You could only catch its real size in sidelong glances. In the Pacific the oceans' population of blue whales gathered round Midway as priesthood to its God, singing creed. Everyone felt saturated by it, but had no way to conceive of resentment for it was all they'd known or knew.
Soon it began to register with the surveillance AIs of extragalactic species; they despatched monitoring probes in tremulous haste.
Life meanwhile in England was long torment, since as its greenish pallor gobbled the sky it became hard to tell the cloudy days from squally, and astrologers lost track of the zodiac's dimmer half. Eventually, when hope was nourishing as the few tins of corned beef that lingered in our padlocked and warm fridges, lives as drained as the raided jars of pickles, sex animally routine, one Monday afternoon with stormless thunder Craig Raine's ego imploded like a trodden football, because by accident he'd read one of his own poems sober.
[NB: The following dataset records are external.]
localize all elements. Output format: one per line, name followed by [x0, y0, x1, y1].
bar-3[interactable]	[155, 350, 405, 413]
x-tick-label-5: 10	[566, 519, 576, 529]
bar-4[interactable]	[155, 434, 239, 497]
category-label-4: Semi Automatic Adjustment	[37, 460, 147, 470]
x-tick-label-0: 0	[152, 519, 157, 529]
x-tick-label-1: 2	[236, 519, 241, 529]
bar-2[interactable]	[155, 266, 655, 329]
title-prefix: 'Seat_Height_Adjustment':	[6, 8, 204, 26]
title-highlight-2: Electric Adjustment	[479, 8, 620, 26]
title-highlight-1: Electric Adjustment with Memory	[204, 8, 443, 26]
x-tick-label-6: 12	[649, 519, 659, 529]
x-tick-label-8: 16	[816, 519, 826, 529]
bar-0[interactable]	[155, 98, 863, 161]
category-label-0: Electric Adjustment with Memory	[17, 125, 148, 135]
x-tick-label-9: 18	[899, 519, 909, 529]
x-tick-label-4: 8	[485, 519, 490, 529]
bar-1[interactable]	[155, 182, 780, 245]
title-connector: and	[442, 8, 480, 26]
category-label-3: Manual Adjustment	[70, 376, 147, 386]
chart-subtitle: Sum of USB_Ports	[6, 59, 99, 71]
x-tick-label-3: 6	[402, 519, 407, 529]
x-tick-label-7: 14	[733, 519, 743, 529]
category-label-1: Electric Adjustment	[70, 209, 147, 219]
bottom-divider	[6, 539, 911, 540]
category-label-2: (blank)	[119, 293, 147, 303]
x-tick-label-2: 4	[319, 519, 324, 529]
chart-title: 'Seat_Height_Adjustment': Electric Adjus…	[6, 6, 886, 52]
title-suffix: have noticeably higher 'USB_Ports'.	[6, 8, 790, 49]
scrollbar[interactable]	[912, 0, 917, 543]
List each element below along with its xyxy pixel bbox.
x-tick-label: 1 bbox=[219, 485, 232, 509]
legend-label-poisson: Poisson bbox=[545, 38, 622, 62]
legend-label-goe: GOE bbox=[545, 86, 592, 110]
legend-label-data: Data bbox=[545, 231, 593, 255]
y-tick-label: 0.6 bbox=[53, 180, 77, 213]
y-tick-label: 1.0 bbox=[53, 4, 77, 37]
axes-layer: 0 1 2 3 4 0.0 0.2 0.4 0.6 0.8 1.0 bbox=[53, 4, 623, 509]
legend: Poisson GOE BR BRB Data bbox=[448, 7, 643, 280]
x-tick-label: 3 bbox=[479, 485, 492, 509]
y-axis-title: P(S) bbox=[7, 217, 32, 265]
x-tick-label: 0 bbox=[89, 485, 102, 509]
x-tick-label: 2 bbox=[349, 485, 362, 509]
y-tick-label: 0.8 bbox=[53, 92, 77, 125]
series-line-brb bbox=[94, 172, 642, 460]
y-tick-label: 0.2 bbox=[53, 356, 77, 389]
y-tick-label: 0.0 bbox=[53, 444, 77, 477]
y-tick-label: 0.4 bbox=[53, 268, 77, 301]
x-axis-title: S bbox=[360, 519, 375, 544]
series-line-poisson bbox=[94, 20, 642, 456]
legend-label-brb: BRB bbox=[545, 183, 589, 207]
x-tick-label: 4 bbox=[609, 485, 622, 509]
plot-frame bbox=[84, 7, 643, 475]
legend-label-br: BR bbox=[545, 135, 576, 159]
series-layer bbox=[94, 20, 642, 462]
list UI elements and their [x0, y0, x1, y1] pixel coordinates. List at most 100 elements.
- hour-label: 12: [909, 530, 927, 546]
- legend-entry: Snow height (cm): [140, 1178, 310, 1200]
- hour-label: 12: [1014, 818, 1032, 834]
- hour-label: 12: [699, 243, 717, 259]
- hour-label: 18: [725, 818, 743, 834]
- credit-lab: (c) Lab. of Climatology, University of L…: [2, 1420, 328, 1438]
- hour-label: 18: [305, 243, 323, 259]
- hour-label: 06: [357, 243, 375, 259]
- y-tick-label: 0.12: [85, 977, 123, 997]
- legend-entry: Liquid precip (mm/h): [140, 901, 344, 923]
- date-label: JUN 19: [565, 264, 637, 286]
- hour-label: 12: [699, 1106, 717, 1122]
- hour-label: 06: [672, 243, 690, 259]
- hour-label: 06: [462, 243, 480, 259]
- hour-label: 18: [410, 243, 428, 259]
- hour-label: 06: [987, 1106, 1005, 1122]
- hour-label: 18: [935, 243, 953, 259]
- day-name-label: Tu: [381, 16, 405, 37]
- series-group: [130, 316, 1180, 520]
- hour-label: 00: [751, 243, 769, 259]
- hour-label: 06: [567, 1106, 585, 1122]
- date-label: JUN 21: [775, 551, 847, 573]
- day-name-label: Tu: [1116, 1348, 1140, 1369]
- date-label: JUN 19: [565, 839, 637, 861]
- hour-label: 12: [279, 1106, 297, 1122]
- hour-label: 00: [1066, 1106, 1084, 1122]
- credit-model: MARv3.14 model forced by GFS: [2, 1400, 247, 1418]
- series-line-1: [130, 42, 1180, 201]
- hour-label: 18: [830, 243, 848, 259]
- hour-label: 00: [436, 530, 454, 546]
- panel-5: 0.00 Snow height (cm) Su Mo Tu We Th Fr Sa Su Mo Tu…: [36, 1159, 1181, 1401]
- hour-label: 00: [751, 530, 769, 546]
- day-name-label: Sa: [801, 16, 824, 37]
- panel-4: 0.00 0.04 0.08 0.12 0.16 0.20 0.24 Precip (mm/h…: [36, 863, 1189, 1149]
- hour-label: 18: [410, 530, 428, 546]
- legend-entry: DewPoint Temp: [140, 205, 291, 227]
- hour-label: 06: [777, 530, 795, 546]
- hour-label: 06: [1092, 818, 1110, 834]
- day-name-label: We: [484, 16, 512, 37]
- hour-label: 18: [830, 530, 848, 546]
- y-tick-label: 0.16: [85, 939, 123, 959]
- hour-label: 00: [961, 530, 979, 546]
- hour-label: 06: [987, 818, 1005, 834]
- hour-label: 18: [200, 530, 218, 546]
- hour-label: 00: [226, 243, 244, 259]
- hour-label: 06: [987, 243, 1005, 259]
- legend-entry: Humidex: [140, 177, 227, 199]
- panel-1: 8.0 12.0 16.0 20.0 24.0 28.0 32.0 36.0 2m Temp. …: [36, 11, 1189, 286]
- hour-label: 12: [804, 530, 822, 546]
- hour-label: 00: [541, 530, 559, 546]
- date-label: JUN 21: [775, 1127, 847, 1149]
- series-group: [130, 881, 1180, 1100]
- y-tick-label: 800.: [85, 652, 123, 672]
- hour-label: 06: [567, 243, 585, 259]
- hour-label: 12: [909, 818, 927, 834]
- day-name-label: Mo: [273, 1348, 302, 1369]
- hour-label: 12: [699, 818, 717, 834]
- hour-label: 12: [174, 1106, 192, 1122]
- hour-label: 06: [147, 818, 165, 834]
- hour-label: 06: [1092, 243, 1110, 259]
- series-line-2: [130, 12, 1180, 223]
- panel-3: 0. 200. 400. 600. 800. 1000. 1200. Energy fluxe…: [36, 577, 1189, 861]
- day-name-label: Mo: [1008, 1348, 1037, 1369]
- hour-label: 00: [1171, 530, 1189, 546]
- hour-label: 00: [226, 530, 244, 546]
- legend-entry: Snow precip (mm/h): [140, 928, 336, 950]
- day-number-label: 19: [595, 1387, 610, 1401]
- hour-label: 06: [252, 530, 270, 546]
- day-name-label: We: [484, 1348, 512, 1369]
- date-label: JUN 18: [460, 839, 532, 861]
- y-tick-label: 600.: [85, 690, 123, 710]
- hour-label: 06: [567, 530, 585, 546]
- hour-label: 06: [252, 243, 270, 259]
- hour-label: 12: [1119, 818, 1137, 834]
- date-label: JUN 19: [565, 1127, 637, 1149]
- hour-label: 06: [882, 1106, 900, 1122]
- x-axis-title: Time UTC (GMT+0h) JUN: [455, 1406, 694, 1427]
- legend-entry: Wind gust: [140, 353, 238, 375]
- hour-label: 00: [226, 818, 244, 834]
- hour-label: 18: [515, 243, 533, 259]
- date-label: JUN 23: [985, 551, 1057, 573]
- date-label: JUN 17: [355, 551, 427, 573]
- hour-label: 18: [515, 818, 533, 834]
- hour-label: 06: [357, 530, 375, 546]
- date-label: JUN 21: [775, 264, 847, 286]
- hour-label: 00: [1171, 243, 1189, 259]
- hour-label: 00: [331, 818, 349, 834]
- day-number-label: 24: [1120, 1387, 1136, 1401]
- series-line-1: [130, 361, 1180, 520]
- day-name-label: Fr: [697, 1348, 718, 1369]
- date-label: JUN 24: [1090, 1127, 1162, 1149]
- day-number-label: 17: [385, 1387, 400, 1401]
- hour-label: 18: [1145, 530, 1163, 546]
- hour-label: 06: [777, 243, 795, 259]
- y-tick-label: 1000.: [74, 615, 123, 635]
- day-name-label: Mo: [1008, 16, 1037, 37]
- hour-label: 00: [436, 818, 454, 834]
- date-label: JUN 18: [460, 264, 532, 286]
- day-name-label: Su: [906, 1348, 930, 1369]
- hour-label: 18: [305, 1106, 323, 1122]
Without fuss, it seemed, but with mute expressions of bewildered joy, the newly unhazed light of the sun tanning their paper complexions, the citizens of Earth quit refuge, the world's polities healed and fought again, and the flat, leathery remains of an ego drifted where the weather took it, marshal no more of wind and hail.
All the characters in this post are fictitious and any resemblance to actual persons, living or dead, is purely coincidental.